Gloria DeHaven, the same age as Don, was also the offspring of a theatrical family, and was signed at an early age by MGM, where she mostly was relegated to second tier musicals and other films. In the mid ’40s, she had 2 children and did little film work. Now, she was returning to the occasional role in musicals, but wold not go on to become a big star. She had a good singing voice(I occasionally play one of her CDs) and passable dancing and acting talent.
Gruff Charles Colburn plays the combo football coach and biology teacher at this small college.

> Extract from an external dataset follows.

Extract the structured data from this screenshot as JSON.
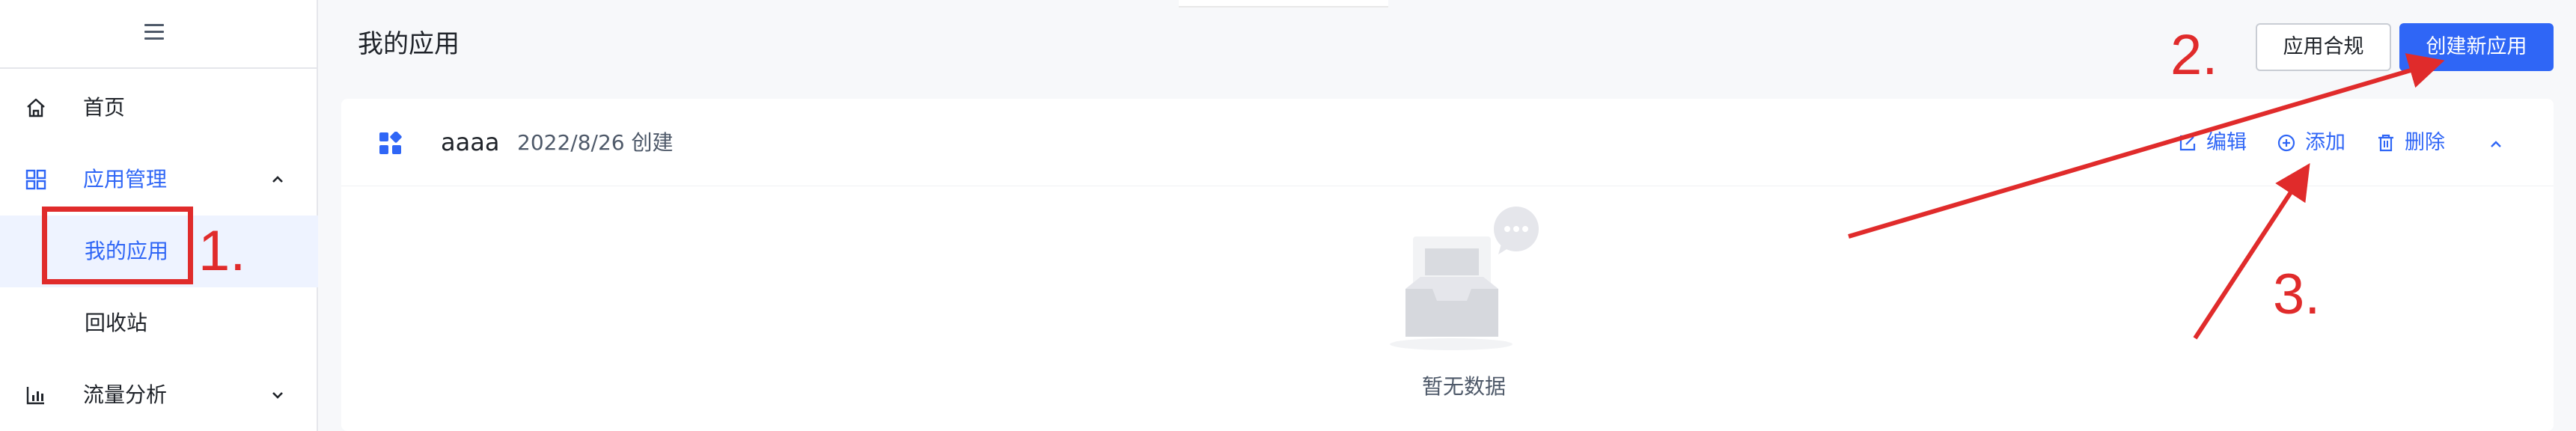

His feud with one time romantic partner Professor Sophia Boland(Barbara Brown) provides additional fuel for the ‘battle of the sexes’ theme. Don’s ‘Mr. Fix-it’ attempt to get these two old confirmed singles back together predictably ends in disaster. Anyone who has seen a good sampling of late ’30s through ’50s films will instantly recognize the charismatic Coburn, who usually played some sort of fatherly authority figure.